How a Brazilian WhatsApp ban kept us up at night

Jan 20, 2021 | Blog

stack.io CEO Hany Fahim jumped online after receiving a message from his pager one evening. 

His chatbot assistant showed him the alert. A customer was down. Not too alarming, right? But there were more alerts, all indicating an unexpected surge in traffic. 

A decision at the fork in the road

A spike in traffic is usually the result of either an attack or something legitimate, such as a marketing event. It’s important to track down the cause behind a spike because, as Hany explains: “There’s a fork in the road ahead and a critical decision needs to be made.” 

If the cause is legitimate, the surge can be accommodated by adding more resources (called scaling). If the cause is nefarious, defences need implementing.

Hunting for clues

To determine the right response, Hany performed a reverse lookup to locate the source of the traffic. The first check led back to Brazil. After a few more checks, Hany confirmed that Brazil was definitely the primary source of the traffic surge. 

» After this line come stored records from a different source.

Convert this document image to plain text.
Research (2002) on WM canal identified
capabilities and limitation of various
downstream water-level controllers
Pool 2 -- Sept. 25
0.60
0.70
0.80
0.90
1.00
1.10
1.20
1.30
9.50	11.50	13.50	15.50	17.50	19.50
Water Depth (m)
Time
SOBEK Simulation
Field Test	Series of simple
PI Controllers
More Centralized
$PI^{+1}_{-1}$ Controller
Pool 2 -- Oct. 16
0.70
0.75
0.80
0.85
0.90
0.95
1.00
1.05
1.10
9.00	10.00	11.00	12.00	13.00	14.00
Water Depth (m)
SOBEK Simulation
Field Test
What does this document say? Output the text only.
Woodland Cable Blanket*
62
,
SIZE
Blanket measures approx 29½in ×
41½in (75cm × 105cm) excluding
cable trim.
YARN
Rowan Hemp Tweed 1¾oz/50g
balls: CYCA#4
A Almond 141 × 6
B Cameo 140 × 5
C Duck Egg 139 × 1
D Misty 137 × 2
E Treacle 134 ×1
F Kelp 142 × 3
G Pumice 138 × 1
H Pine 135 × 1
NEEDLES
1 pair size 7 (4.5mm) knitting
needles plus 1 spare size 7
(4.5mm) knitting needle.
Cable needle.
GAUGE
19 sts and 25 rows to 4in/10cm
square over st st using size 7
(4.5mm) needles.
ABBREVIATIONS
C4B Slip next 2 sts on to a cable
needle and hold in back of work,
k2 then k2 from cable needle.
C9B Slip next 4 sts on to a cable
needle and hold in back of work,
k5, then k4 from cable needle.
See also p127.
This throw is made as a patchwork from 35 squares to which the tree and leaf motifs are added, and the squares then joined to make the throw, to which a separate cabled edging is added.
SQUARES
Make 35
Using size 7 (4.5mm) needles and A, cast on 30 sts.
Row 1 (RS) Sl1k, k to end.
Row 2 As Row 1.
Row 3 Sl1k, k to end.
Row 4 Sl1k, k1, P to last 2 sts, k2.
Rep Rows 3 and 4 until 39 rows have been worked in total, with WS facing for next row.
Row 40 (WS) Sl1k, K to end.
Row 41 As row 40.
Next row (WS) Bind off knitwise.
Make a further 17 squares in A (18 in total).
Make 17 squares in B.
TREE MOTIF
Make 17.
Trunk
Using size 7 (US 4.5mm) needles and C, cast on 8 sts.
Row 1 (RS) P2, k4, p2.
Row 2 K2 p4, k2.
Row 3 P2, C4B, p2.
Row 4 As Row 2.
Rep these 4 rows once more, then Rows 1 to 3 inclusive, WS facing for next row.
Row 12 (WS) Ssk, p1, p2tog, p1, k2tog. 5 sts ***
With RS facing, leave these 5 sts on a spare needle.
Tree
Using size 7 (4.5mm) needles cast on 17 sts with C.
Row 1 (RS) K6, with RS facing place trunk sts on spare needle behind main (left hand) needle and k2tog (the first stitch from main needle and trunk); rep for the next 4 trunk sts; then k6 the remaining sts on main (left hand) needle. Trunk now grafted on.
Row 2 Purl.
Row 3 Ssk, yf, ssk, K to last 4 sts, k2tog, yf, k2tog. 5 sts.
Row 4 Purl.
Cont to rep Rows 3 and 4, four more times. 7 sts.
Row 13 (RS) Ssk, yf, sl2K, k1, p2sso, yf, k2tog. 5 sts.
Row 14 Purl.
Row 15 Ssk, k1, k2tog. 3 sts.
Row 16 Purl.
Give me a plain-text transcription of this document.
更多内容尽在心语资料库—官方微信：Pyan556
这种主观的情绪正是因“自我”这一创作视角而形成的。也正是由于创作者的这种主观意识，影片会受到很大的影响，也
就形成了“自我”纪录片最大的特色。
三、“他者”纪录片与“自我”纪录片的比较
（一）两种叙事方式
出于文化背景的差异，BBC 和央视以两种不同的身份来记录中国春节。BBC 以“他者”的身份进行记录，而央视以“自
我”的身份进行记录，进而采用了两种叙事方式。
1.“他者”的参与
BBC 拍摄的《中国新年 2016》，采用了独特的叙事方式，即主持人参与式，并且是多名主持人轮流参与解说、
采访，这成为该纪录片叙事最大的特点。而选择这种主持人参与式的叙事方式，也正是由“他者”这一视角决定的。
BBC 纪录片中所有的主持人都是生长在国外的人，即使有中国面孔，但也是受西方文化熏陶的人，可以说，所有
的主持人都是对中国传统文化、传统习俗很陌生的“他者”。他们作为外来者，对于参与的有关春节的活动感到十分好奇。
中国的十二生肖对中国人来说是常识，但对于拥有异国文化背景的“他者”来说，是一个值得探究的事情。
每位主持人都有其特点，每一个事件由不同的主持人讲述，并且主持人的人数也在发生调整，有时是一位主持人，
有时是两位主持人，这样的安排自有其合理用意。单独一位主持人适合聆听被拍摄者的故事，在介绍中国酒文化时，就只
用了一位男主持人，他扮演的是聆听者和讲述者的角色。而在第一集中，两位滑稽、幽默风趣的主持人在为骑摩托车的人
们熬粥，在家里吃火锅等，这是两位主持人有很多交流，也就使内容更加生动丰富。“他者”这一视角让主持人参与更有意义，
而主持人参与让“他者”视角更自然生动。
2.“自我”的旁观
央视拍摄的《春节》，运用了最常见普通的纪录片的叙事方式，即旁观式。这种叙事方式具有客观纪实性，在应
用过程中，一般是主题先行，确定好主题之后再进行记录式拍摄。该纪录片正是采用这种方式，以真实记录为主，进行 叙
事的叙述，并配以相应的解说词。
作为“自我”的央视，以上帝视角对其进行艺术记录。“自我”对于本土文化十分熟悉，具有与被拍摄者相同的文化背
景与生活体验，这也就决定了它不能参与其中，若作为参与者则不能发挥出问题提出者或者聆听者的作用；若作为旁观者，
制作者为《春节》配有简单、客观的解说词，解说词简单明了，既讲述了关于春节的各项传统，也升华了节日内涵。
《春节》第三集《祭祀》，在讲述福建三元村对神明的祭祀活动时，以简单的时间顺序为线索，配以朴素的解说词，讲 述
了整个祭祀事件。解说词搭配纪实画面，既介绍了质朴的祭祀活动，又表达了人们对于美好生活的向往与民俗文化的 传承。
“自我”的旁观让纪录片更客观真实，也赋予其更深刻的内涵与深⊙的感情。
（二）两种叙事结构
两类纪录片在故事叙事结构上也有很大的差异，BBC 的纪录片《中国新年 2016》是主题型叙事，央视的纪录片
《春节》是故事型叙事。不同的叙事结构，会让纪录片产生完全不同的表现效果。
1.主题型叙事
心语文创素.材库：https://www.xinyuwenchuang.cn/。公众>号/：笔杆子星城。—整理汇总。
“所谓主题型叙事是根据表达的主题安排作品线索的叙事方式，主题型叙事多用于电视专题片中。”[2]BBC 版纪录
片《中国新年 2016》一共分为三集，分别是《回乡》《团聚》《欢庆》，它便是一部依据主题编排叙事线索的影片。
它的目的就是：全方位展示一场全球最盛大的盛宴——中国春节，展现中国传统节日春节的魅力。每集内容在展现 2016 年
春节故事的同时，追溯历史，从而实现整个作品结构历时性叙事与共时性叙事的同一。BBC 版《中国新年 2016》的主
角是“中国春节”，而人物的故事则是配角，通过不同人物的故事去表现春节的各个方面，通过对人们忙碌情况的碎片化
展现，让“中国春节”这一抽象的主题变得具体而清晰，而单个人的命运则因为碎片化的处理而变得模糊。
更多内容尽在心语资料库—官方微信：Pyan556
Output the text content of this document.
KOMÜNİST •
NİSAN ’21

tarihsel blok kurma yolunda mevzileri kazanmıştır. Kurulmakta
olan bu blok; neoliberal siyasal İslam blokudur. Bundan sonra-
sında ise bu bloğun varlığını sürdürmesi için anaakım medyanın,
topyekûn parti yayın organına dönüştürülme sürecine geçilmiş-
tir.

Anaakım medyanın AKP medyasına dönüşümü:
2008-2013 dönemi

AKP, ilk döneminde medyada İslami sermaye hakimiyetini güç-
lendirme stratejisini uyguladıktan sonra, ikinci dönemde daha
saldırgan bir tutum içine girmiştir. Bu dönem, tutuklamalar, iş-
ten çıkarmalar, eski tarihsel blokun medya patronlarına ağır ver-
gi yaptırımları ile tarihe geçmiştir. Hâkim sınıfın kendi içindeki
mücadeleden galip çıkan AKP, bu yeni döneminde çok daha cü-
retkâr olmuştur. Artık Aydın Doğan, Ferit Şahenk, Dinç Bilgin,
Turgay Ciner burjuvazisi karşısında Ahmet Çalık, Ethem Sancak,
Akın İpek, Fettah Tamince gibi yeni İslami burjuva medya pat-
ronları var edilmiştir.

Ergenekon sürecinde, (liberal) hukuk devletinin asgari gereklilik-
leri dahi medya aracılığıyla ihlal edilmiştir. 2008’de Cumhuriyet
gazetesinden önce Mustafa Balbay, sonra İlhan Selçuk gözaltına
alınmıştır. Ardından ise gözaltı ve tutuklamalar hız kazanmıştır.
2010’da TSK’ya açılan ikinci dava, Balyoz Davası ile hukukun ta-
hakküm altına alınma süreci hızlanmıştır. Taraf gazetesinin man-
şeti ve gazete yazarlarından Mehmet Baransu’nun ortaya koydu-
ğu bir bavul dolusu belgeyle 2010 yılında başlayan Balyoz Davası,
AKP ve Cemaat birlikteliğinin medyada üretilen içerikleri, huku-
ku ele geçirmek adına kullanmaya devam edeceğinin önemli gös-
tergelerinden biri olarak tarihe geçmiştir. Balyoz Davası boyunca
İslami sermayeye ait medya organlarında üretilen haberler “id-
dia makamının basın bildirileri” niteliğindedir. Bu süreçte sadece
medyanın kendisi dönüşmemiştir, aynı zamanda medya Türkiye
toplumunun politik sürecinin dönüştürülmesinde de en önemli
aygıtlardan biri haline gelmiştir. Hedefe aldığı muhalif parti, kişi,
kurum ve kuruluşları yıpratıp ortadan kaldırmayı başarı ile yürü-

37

“In 2014, Brazil was ranked number seven in the world for source attack traffic,” Hany notes. “Based on our own internal data, Brazil was ranked as high as number five—things were looking very suspicious.”

If there’s news, it’s on Twitter

To find out what was behind this strange activity coming out of Brazil, Hany turned to Twitter. 

He discovered: “Thousands upon thousands of tweets all talking about the same thing—WhatsApp was being blocked.” 

WhatsApp was the most widely used app in Brazil at the time, yet the government decided to institute a block for 48 hours. 

Hany noted that the Brazilian government has a long-standing “rocky relationship” with WhatsApp due to its use of end-to-end encryption. 

“The government has demanded time and time again that WhatsApp, which is owned by Facebook, hand over user data in relation to criminal cases,” he explains. “WhatsApp has time and time again responded that this is impossible. That end-to-end encryption means that the data cannot be accessed.”

Creatively working around a block

As a result of being denied access to this data, the government decided to block the app altogether. Unsurprisingly, this didn’t go over well with the country’s many WhatsApp users.

Notes Hany: “The best guess we had at the time is this block forced Brazilians to find a way of circumventing. Using a VPN would certainly aid in the circumvention.”

Once Hany realized this, he started to scale up. “It was time to start building more servers, like a store expanding its location to handle more foot traffic.”

When Hany eventually called it a night several hours later, his mind still whirred. Had his solution been enough? What if it happened again? 

Brazil wakes up and jumps onto Twitter

Early the next morning, traffic was even higher. Hany scaled up again and added more servers. However, there was still some bottlenecking with SSL handshakes; this is “the internet standard for communicating securely.” In one of Hany’s best elucidating moments, he says this is like “the bouncer guarding the door to a busy nightclub.” 

The bouncer was taking too long to respond to users’ requests for entry. Picture a bouncer demanding an elaborate, time-consuming handshake before letting you in, rather than just giving a quick head nod.

Hany raced to build more proxy servers to address the bouncer’s bottleneck as traffic climbed. But suddenly, the traffic stopped. What had happened? A check on Twitter indicated that Brazil’s ban had been lifted sooner than expected!

Reflecting in the wake of events

Later, Hany would realize: “Just how valuable Twitter was in identifying the triggering event. Imagine what would have happened if we didn’t use it? We were heavily leaning towards this being an attack.”

Hany also wondered about the role history played in events in Brazil. Years earlier, the South American nation had refused Microsoft Windows’ high licensing fees, instead opting to cut costs by promoting the use of Linux – an open source operating system with a much steeper learning curve. Was the wide adoption of Linux the reason why Brazil had such a large population of tech-savvy VPN users in 2015? 

No matter what the cause, the ingenuity of the human spirit had once again proven itself to be more powerful than government control. 

“As we saw with the Arab Spring, and with this WhatsApp block in Brazil, people will find a way around, especially if it’s part of their lives,” concludes Hany.